Ainsi ces électrons négatifs n’ont pas de masse proprement dite ; s’ils semblent doués d’inertie c’est qu’ils ne sauraient changer de vitesse sans déranger l’éther. Leur inertie apparente n’est qu’un emprunt, elle n’est pas à eux, elle est à l’éther. Mais ces électrons négatifs ne sont pas toute la matière ; on pourrait donc admettre qu’en dehors d’eux il y a une vraie matière douée d’une inertie propre. Il y a certaines radiations – comme les rayons-canal de Goldstein, les rayons α du radium – qui sont dues aussi à une pluie de projectiles, mais de projectiles chargés positivement ; ces électrons positifs sont-ils eux aussi dépourvus de masse ? Il est impossible de le dire, parce qu’ils sont beaucoup plus lourds et beaucoup moins rapides que les électrons négatifs. Et alors deux hypothèses restent admissibles : ou bien les électrons sont plus lourds, parce qu’en dehors de leur inertie électromagnétique empruntée ils ont une inertie mécanique propre, et alors ce sont eux qui sont la vraie matière ; ou bien ils sont sans masse comme les autres, et s’ils nous paraissent plus lourds, c’est parce qu’ils sont plus petits. Je dis bien plus petits, quoique cela puisse paraître paradoxal ; car dans cette conception le corpuscule ne serait qu’un vide dans l’éther, seul réel, seul doué d’inertie.
Jusqu’ici la matière n’est pas trop compromise ; nous pouvons encore adopter la première hypothèse, ou même croire qu’en dehors des électrons positifs et négatifs, il y a des atomes neutres. Les récentes recherches de Lorentz vont nous enlever cette dernière ressource. Nous sommes entraînés dans le mouvement de la Terre, qui est très rapide ; les phénomènes optiques et électriques ne vont-ils pas être altérés par cette translation ? On l’a cru longtemps, et on a supposé que les observations décèleraient des différences, suivant l’orientation des appareils par rapport au mouvement de la Terre. Il n’en a rien été, et les mesures les plus délicates n’ont rien montré de semblable. Et en cela les expériences justifiaient une répugnance commune à tous les physiciens ; si on avait trouvé quelque chose en effet, on aurait pu connaître non seulement le mouvement relatif de la Terre par rapport au Soleil, mais son mouvement absolu dans l’éther. Or, beaucoup de personnes ont peine à croire qu’aucune expérience puisse donner autre chose qu’un mouvement relatif ; elles accepteraient plus volontiers de croire que la matière n’a pas de masse.

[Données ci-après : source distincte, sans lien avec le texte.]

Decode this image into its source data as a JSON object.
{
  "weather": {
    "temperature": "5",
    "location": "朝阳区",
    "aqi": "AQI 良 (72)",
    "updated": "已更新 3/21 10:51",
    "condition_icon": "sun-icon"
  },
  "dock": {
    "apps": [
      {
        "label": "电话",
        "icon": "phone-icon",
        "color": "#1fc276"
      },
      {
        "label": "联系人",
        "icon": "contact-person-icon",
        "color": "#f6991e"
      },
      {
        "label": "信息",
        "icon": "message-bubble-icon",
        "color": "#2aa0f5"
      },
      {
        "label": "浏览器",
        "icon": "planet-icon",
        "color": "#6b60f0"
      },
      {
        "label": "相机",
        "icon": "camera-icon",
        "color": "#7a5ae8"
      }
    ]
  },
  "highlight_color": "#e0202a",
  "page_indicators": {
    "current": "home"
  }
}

On ne fut donc pas trop étonné des résultats négatifs obtenus ; ils étaient contraires aux théories enseignées, mais ils flattaient un instinct profond, antérieur à toutes ces théories. Encore fallait-il modifier ces théories en conséquence, pour les mettre en harmonie avec les faits. C’est ce qu’a fait Fitzgerald, par une hypothèse surprenante : il admet que tous les corps subissent une contraction d’un cent-millionième environ dans la direction du mouvement de la Terre. Une sphère parfaite devient un ellipsoïde aplati, et si on la fait tourner, elle se déforme de façon que le petit axe de l’ellipsoïde reste toujours parallèle à la vitesse de la Terre. Comme les instruments de mesure subissent les mêmes déformations que les objets à mesurer, on ne s’aperçoit de rien, à moins qu’on ne s’avise de déterminer le temps que met la lumière pour parcourir la longueur de l’objet.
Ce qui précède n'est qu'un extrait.